Marius, moreover, was experiencing nothing but an emotion of horror, not fear. He clasped the butt of the pistol, and felt reassured. “I shall stop this wretch when I please,” thought he.
He felt that the police was somewhere near by in ambush, awaiting the signal agreed upon, and all ready to stretch out its arm.
He hoped, moreover, that from this terrible meeting between Jondrette and Monsieur Leblanc some light would be thrown upon all that he was interested to know.
18 (19)
THE DISTRACTIONS OF DARK CORNERS
NO SOONER was Monsieur Leblanc seated than he turned his eyes towards the empty pallets.
“How is the poor little injured girl?” he inquired.
“Badly,” answered Jondrette with a doleful yet grateful smile, “very badly, my worthy monsieur. Her eldest sister has taken her to the Bourbe to have her arm dressed. You will see them, they will be back directly.”
“Madame Fabantou appears to me much better?” resumed Monsieur Leblanc, casting his eyes upon the grotesque accoutrement of the female Jondrette, who, standing between him and the door, as if she were already guarding the exit, was looking at him in a threatening and almost a defiant posture.
“She is dying,” said Jondrette. “But you see, monsieur! she has so much courage, that woman! She is not a woman, she is an ox.”
The woman, touched by the compliment, retorted with the smirk of a flattered monster:
“You are always too kind to me, Monsieur Jondrette.”
“Jondrette!” said M. Leblanc, “I thought that your name was Fabantou?”
“Fabantou or Jondrette!” replied the husband hastily. “Stage name as an artist!”

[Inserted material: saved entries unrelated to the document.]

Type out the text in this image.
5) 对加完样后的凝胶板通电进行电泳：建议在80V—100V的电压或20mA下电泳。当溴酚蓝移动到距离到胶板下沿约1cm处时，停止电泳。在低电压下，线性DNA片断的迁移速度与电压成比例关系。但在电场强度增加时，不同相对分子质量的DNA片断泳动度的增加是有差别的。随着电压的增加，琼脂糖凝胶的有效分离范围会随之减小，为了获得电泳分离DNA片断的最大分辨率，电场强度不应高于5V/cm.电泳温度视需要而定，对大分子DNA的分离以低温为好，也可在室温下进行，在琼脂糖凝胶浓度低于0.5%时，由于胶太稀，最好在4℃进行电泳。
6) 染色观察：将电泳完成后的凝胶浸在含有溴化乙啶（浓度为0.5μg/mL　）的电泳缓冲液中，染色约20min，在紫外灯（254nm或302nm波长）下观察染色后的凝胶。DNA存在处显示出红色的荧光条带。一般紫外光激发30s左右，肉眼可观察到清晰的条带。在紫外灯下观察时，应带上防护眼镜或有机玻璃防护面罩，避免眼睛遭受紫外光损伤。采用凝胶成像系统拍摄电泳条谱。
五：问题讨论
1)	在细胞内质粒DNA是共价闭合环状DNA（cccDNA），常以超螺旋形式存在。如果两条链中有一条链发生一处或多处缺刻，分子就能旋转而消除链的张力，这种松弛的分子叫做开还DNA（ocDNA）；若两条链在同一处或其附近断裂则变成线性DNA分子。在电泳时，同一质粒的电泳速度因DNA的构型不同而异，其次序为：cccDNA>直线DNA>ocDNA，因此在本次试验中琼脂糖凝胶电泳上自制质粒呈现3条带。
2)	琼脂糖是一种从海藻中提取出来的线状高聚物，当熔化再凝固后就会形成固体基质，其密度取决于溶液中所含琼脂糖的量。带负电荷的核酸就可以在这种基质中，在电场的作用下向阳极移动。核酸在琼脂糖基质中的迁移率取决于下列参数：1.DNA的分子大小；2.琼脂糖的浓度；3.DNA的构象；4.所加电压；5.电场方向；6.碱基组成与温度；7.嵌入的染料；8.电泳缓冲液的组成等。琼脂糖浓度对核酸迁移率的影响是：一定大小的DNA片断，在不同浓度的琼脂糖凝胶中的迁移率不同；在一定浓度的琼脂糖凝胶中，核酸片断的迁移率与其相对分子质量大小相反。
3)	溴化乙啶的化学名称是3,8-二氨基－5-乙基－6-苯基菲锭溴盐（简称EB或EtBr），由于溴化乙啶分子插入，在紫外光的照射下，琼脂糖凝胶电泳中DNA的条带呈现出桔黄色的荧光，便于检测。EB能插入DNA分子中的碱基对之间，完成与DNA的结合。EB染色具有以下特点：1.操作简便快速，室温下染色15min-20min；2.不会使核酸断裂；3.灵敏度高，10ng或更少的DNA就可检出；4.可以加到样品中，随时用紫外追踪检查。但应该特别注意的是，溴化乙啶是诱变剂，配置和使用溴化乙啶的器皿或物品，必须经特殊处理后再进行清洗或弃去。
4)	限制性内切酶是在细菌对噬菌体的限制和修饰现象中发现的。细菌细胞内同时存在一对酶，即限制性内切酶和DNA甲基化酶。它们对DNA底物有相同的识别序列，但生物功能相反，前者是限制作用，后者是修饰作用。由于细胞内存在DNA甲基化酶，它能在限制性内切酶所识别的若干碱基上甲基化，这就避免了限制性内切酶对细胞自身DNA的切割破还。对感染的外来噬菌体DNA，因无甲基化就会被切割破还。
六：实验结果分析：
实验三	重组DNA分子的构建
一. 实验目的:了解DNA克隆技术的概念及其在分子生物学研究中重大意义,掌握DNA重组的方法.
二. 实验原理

And, directing a shrug of the shoulders towards his wife, which M. Leblanc did not see, he continued with an emphatic and caressing tone of voice:
“Ah! how long we have always got along together, this poor dear and I! What would be left to us, if it were not for that? We are so unfortunate, my respected monsieur! We have arms, no work! We have courage, no employment! I do not know how the government arranges it, but, upon my word of honour, I am no jacobin, monsieur, I am no brawler, I wish them no harm, but if I were the ministers, upon my most sacred word, it would go differently. Now, for example, I wanted to have my girls learn the trade of making cardboard boxes. You will say: What! a trade? Yes! a trade! a simple trade! a living! What a fall, my benefactor! What a degradation, when one has been what we were! Alas! we have nothing left from our days of prosperity! Nothing but one single thing, a painting, to which I cling, but yet which I shall have to part with, for we must live! item, we must live!”